À la réaction de Min, il aurait aussi bien pu lui apprendre qu’il envisageait de faire une petite promenade digestive. Les mains sur le pommeau de sa selle, elle attendit simplement la suite.

— J’ignore combien de temps ça prendra. Quand j’aurai commencé, tous les gens capables de canaliser sauront qu’il se passe quelque chose. Oui, à des milliers de lieues à la ronde… Si Dashiva et les autres, ou les Rejetés, viennent voir de quoi il s’agit, je doute d’être en mesure d’arrêter en catastrophe. Contre les Rejetés, je ne peux rien. Mais avec un peu de chance, je me débarrasserai des autres.

Être un ta’veren lui donnerait peut-être l’avantage dont il avait tant besoin.

— Fie-toi à la chance et Corlan Dashiva ou les Rejetés – même un seul – te dégusteront au petit déjeuner. (Min talonna son cheval, qui sortit de la clairière.) J’aurai peut-être un meilleur plan à te proposer… Viens, il y a une auberge pas loin. J’espère que tu nous laisseras le temps de manger au chaud avant de repartir.

Ébahi, Rand regarda sa compagne. On aurait cru que cinq Asha’man renégats et les Rejetés, pour elle, étaient moins préoccupants qu’une rage de dents.

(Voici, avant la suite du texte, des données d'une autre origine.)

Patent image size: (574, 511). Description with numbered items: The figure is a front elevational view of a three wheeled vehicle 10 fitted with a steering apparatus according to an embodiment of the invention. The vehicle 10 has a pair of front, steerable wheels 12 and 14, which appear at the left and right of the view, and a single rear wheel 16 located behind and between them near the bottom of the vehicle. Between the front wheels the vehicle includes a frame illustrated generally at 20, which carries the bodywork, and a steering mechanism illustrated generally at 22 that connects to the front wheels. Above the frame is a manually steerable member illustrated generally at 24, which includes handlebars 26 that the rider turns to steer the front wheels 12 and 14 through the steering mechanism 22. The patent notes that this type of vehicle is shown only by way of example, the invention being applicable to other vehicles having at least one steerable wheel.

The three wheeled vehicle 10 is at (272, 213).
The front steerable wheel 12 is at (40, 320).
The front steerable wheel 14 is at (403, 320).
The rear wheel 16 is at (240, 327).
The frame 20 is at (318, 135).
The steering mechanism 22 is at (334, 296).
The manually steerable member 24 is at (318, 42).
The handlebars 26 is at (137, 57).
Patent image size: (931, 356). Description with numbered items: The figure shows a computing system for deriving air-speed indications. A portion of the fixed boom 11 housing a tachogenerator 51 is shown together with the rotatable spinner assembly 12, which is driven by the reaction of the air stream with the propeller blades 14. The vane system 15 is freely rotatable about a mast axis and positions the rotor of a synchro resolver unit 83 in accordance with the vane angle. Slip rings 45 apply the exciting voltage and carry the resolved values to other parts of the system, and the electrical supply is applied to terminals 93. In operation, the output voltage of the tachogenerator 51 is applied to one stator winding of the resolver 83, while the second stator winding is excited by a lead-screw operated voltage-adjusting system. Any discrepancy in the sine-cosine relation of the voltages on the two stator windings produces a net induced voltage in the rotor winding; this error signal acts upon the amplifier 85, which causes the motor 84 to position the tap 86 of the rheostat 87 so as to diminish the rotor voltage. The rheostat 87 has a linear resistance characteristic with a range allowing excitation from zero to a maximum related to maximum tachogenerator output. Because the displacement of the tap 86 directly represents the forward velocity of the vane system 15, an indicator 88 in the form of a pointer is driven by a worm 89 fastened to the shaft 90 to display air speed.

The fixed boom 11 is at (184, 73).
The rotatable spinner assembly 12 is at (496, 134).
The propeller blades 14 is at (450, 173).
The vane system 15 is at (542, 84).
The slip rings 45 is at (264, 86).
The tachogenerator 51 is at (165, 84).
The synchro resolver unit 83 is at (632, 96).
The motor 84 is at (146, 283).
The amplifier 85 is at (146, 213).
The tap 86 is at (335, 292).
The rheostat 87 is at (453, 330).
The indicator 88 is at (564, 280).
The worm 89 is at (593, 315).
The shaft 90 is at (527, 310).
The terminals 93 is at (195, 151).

Talonnant son cheval gris, il rattrapa sa compagne. Vis-à-vis d’elle, il avait encore quelques secrets. Ce malaise chaque fois qu’il canalisait, avant tout… C’était pour ça qu’il devait en finir avec Dashiva et les quatre autres avant de se lancer dans son grand œuvre. Cette tâche lui laisserait le temps de surmonter son mal. Si c’était faisable. Dans le cas contraire, impossible de dire si les deux ter’angreal accrochés à sa selle lui serviraient à quelque chose.